Kan yürüyor incecik damarlarından yapraklara,
sevda sözleri fısıldıyor rüzgar çam fidelerine
ki onlar har’lanmış gül tomurcukları arasından
derilmiş binbir sırdır sevgililer arasında söylenir sadece.
Bir de dağ doruklarından geçen al kanatlı turnalara söylenir.
Turnalar ki bazen gurbeti sılaya, bazen sılayı gurbete taşır.
Ve bir türkü yollanır ardından turnaların:
Allı turnam bizim ele varırsan…ya da
Gün vurmuş yar hayaline
Doyamadım ben tadına
Desem dil incitir demem
Kurban olayım adına
Şöyle mi söylemeli yoksa;
Güllerden taç yapıp başına koysam
İçinde birinin yaprağı olsam
Taşır’mıydın beni gül yüzlü yarim
Bir mevsim başında sararıp solsam
Derin gök yüzün de asılısın, derin sularına yöneldim
Derin sancılar içindeyim.
Düşlerde kavrulan
Bir mavi akşam
Aktı gözlerimden
Kan rengi Leyla
Duyuyor musun sesimi?
Titrek sesimin kırıntıları dökülüyor mu çevrene
Sesim bir pervane gibi dönüyor mu etrafında.
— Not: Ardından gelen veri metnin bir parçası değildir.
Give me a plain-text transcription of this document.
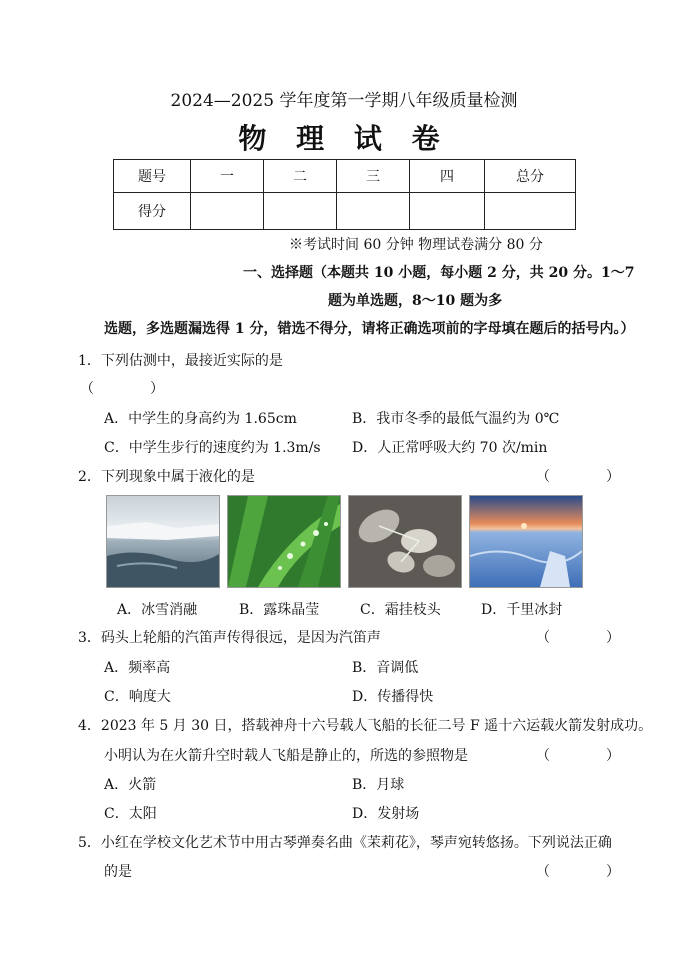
2024—2025 学年度第一学期八年级质量检测
物 理 试 卷
题号	一	二	三	四	总分
得分					
※考试时间 60 分钟 物理试卷满分 80 分
一、选择题（本题共 10 小题，每小题 2 分，共 20 分。1～7
题为单选题，8～10 题为多
选题，多选题漏选得 1 分，错选不得分，请将正确选项前的字母填在题后的括号内。）
1．下列估测中，最接近实际的是
（　　　　）
A．中学生的身高约为 1.65cm	B．我市冬季的最低气温约为 0℃
C．中学生步行的速度约为 1.3m/s D．人正常呼吸大约 70 次/min
2．下列现象中属于液化的是	（　　　　）
A．冰雪消融	B．露珠晶莹	C．霜挂枝头	D．千里冰封
3．码头上轮船的汽笛声传得很远，是因为汽笛声	（　　　　）
A．频率高	B．音调低
C．响度大	D．传播得快
4．2023 年 5 月 30 日，搭载神舟十六号载人飞船的长征二号 F 遥十六运载火箭发射成功。
小明认为在火箭升空时载人飞船是静止的，所选的参照物是	（　　　　）
A．火箭	B．月球
C．太阳	D．发射场
5．小红在学校文化艺术节中用古琴弹奏名曲《茉莉花》，琴声宛转悠扬。下列说法正确
的是	（　　　　）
Elindeki papatya yapraklarının ucunda sararmış incecik.
Kıvrımları tutmaya çalış/etrafını dikkatle incele, gözünü aç,
vaktine düştüm, aç gözünü Leyla,
aç ve bak,
nice mahur besteler ekledik şarkılara nice sayfalar tarih kitaplarına.
Susuz kalmış bir ceylanın bakışlarında ıslandı yazmalarımız
Dillerimiz lal Üstümüz lekeli
Nice kanayan sessizlikler boşalttık
okul kapıların da bu ülkenin.
Ve şimdi acı’yı şiirin damarlarından yürütüp
kıyılarına boşaltacağım İstanbul’un
Ve şimdi milyonlarca kilotonluk kelimeler
patlatacağım Ankara’nın bulvarlarında.
Çünkü hücrelerim senin işgalinde,
İliklerime kadar sen olmuşum.
Çiçek yağmuru bakışından süzülen serabın,
bahar kokan sesinle gelen sevincin peşindeyim.
Ve bir ömür peşinden geleceğim.
Gönlümde ki ateşi sesin soğutuyor,
bulutlara yaslanıp ince ince yağıyorsun yüreğime,
umut ektin hayatıma, damarlarıma sevgi
Pompaladın, hayalle tanıştırdın beni.
Deniz’i, ay’ı, ay ışığını, şehri, gün’ü,
güneş’i tanıttın bana.
Yağmuru yaşattın, yağmur olup yağarak bedenime.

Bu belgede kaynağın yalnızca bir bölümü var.